Alberta weather has always been highly variable, but this month has given new meaning to the words.
For most of January we were basking in temperatures five to seven degrees above normal. The last day we had any measurable snow was Dec 21, meaning our winter has also been unusually dry. In mid January, a huge prairie grass fire, accompanied by strong winds, closed down major highways and caused the evacuation of a small town.
On January 3, we actually set a new temperature record, glorying in a sunny +15C (60F). Eight other centers in the province also set records that day. Many of us never bothered even digging out our winter coats.
The local rare bird alert has been an interesting read. Cinnamon teal, green winged teal, redhead, gadwall, lesser scaup, northern pintail, belted kingfisher, hermit thrush, varied thrush, turkey vulture, trumpeter swan and killdeer appeared on the January bird list.
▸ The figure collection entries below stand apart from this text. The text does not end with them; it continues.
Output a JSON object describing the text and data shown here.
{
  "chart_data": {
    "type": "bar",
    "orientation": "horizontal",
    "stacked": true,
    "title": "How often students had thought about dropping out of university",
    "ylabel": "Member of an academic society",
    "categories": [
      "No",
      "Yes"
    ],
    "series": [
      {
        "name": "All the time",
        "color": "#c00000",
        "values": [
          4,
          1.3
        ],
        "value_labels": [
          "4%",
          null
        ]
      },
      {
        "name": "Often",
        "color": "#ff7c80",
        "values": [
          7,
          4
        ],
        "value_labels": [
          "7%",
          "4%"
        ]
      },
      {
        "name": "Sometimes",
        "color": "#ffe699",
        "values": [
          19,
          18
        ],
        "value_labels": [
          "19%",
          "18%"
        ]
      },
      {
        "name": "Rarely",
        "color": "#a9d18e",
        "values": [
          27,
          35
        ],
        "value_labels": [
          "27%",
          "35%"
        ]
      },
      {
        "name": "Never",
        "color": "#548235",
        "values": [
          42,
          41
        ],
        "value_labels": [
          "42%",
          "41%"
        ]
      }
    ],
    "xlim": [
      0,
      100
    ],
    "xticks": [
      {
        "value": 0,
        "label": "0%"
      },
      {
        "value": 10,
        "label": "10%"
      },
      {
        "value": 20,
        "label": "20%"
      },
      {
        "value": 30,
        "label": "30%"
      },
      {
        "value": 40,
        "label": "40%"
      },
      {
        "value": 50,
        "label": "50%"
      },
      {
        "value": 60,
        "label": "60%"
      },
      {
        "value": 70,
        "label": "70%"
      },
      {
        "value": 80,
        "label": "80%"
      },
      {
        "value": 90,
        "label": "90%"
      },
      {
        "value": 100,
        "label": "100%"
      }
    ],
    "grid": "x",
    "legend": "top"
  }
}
Except for the killdeer (15 reported at once), most of these sightings were of single birds.
All good things come to an end however, and on Jan 15 winter finally remembered we were here.
The temperature nosedived to around -20C (-4F) at noon, with a slight wind. You might imagine the yard would be quiet, with the birds huddling in the warmest spots.
So what did I see?
Maximum fluffing. Fluffing their feathers is one way birds keep warm, trapping more insulating air near the body. And boy did I have fluffed birds.
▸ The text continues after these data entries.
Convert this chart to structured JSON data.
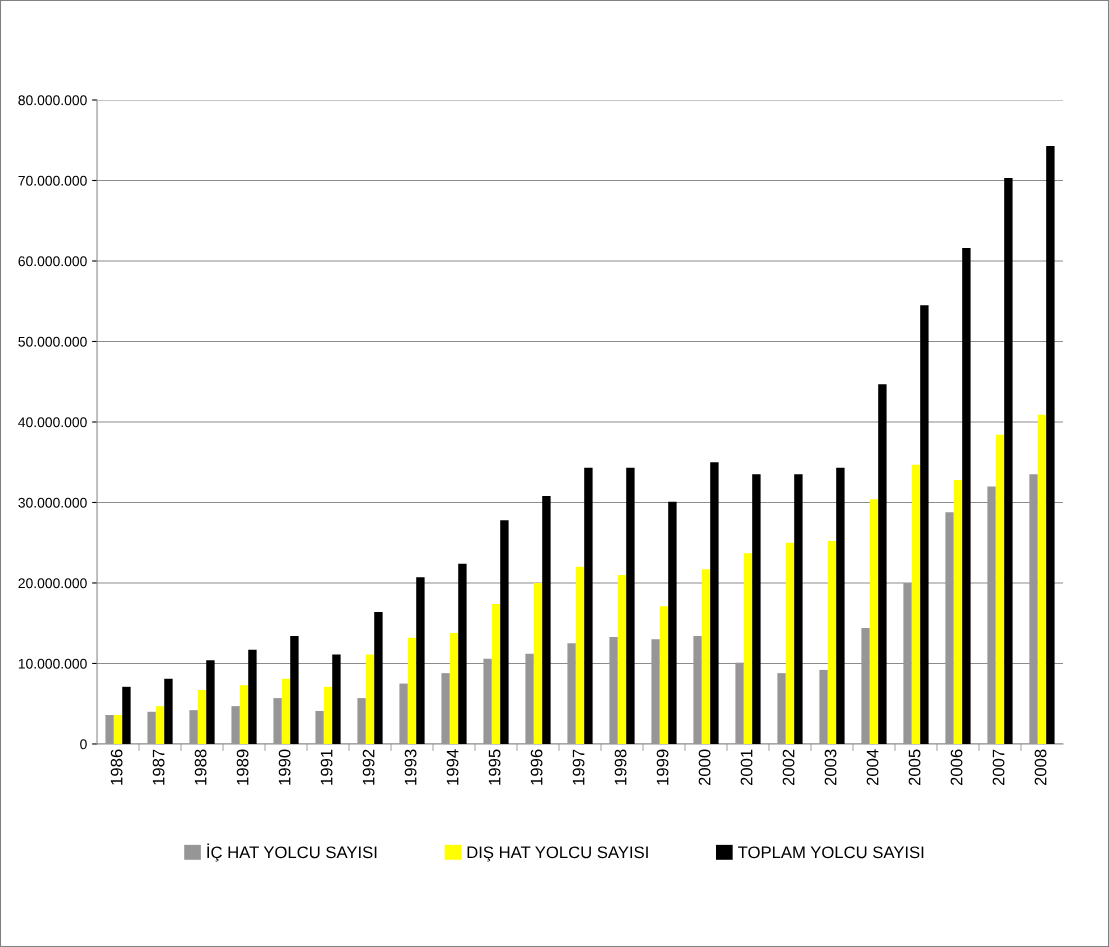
{
  "chart_data": {
    "type": "bar",
    "categories": [
      "1986",
      "1987",
      "1988",
      "1989",
      "1990",
      "1991",
      "1992",
      "1993",
      "1994",
      "1995",
      "1996",
      "1997",
      "1998",
      "1999",
      "2000",
      "2001",
      "2002",
      "2003",
      "2004",
      "2005",
      "2006",
      "2007",
      "2008"
    ],
    "series": [
      {
        "name": "İÇ HAT YOLCU SAYISI",
        "color": "#969696",
        "values": [
          3600000,
          4000000,
          4200000,
          4700000,
          5700000,
          4100000,
          5700000,
          7500000,
          8800000,
          10600000,
          11200000,
          12500000,
          13300000,
          13000000,
          13400000,
          10100000,
          8800000,
          9200000,
          14400000,
          20000000,
          28800000,
          32000000,
          33500000
        ]
      },
      {
        "name": "DIŞ HAT YOLCU SAYISI",
        "color": "#ffff00",
        "values": [
          3600000,
          4700000,
          6700000,
          7300000,
          8100000,
          7100000,
          11100000,
          13200000,
          13800000,
          17400000,
          20000000,
          22000000,
          21000000,
          17100000,
          21700000,
          23700000,
          25000000,
          25200000,
          30400000,
          34700000,
          32800000,
          38400000,
          40900000
        ]
      },
      {
        "name": "TOPLAM YOLCU SAYISI",
        "color": "#000000",
        "values": [
          7100000,
          8100000,
          10400000,
          11700000,
          13400000,
          11100000,
          16400000,
          20700000,
          22400000,
          27800000,
          30800000,
          34300000,
          34300000,
          30100000,
          35000000,
          33500000,
          33500000,
          34300000,
          44700000,
          54500000,
          61600000,
          70300000,
          74300000
        ]
      }
    ],
    "ylim": [
      0,
      80000000
    ],
    "yticks": [
      0,
      {
        "value": 10000000,
        "label": "10.000.000"
      },
      {
        "value": 20000000,
        "label": "20.000.000"
      },
      {
        "value": 30000000,
        "label": "30.000.000"
      },
      {
        "value": 40000000,
        "label": "40.000.000"
      },
      {
        "value": 50000000,
        "label": "50.000.000"
      },
      {
        "value": 60000000,
        "label": "60.000.000"
      },
      {
        "value": 70000000,
        "label": "70.000.000"
      },
      {
        "value": 80000000,
        "label": "80.000.000"
      }
    ],
    "grid": "y",
    "legend": "bottom"
  }
}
The grackle that has been making sporadic visits this winter showed up at the black-oil sunflower feeder in the morning. He wasn’t this big a week ago.
Two highly fluffed mourning doves appeared at the sunflower chip feeder on the deck.
The black-capped chickadees were more hyper active than usual so I couldn’t get a photo, but they’re even cuter in maximum fluffiness!
Then in the afternoon, I glanced out the window and counted eight robins. Really, really, fluffed robins. Poor things.
Even the normal winter birds were fluffed with the rapid change in temperature. This poor little downy was nearly twice his actual size, and the red-breasted nuthatch was a fluffball.
Unfortunately old man winter wasn’t satisfied with just -20C. That first cold night we had moon dog, an indicator of continuing clear, cold weather. Sure enough, the third week of January brought a couple days with a ‘high’ temperature of -29C (-20F), which dipped down to -35C (-31F) at night. The dog never got her walk on those evenings, but she didn’t seem to mind.
Our normal winter birds moved to the feeders enmasse. Feeders were being refilled as soon as they emptied, sometimes twice a day. Everyone is reporting a yard full of common redpolls, they’re still at all my feeders both front and back. If I haven’t found a hoary redpoll it wasn’t for lack of time spent peering at busy little red-topped birds all day.
Then the bohemian waxwing cloud moved in – I had about 20 in my mountain ash, but they were spread over several yards that I could see, and possibly the whole neighborhood. There is not a mountain ash berry remaining for blocks.
As I write this, temperatures are climbing back into the plus digits, meaning that small trace of snow we received last week will soon be gone. The grackle, doves and robins are still here. Now the local bird alert is reporting a possible early migration, with thousands of ducks showing up in the last few days.
Would anyone care if I just hid under the bed until things go back to normal?
I have no idea what to look for in my yard. Winter birds? Summer birds? Robins are usually a great indicator of spring, but seeing them on a -20C day kind of blew that out of the water. How will I know when it’s spring?
Ah, I know. It will be spring when the first insects show up in the yard. Of course!